Adequate knowledge of the anatomy of the brachial plexus is essential to perform a brachial plexus block with or without the use of ultrasound. An important aspect to note whilst performing peripheral nerve blocks is to be careful in calculating the actual dose of the local anesthetic to be injected, in order not to exceed the maximum safe dose of the local anesthetic which is different for different local anesthetic drugs.

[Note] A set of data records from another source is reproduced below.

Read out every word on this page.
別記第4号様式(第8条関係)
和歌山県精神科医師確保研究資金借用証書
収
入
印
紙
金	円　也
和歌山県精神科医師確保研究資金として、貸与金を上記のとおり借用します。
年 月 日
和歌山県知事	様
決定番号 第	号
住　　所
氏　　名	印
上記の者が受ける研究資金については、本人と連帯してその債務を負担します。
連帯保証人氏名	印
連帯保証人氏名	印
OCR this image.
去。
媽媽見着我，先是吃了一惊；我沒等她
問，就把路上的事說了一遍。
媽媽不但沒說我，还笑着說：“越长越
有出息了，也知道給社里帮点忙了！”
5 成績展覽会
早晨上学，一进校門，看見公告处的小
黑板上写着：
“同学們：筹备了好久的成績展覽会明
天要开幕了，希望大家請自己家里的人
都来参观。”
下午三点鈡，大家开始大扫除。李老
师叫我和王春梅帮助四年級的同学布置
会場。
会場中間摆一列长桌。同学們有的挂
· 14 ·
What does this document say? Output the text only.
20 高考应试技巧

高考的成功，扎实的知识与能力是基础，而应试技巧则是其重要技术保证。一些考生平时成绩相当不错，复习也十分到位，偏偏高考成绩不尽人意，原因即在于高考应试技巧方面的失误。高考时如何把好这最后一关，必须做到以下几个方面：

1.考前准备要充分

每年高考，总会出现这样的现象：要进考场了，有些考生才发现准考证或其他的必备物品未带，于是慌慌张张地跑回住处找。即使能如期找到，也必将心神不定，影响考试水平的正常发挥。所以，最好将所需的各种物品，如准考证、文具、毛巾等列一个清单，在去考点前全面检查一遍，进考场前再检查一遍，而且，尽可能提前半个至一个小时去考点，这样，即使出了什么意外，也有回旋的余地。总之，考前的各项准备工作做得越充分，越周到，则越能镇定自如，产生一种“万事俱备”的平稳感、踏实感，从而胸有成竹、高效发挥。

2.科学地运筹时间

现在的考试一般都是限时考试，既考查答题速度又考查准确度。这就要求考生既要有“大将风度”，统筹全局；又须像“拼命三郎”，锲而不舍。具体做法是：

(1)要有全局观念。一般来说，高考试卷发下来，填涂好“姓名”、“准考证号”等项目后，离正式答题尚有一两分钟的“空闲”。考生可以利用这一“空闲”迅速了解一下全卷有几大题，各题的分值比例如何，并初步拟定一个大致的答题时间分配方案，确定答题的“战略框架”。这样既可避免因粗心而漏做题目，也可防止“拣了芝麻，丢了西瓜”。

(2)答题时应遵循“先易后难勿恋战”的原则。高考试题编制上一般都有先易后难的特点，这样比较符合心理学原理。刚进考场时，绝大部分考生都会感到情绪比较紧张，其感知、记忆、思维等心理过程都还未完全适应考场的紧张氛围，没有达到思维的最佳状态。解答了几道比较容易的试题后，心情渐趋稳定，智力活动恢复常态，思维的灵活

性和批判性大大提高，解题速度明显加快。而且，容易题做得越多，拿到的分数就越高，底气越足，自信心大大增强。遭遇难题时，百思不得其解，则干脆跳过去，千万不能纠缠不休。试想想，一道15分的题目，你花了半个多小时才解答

Regional anesthesia provided favorable conditions for this patient who was deemed to be very high risk to undergo general anesthesia. Performing a brachial plexus block in this patient proved to be difficult because he was unable to position himself appropriately and lie still due to the severe ischemic pain in his forearm. It proved useful to avoid the use of a very high volume of local anesthetic for a supraclavicular block (20 mls used in this case) as this allowed us to use further dose of local anesthetic if required and hence, a low volume interscalene block (7 mls used in this case) was performed after an inadequate supraclavicular block. Using a low volume for an interscalene block therefore proved useful for this patient and he did not suffer from any postoperative respiratory complications.
We conclude that it is possible to perform a brachial plexus block at more than one level to achieve the desired level of anesthesia provided the maximum safe dose of local anesthetic is not exceeded.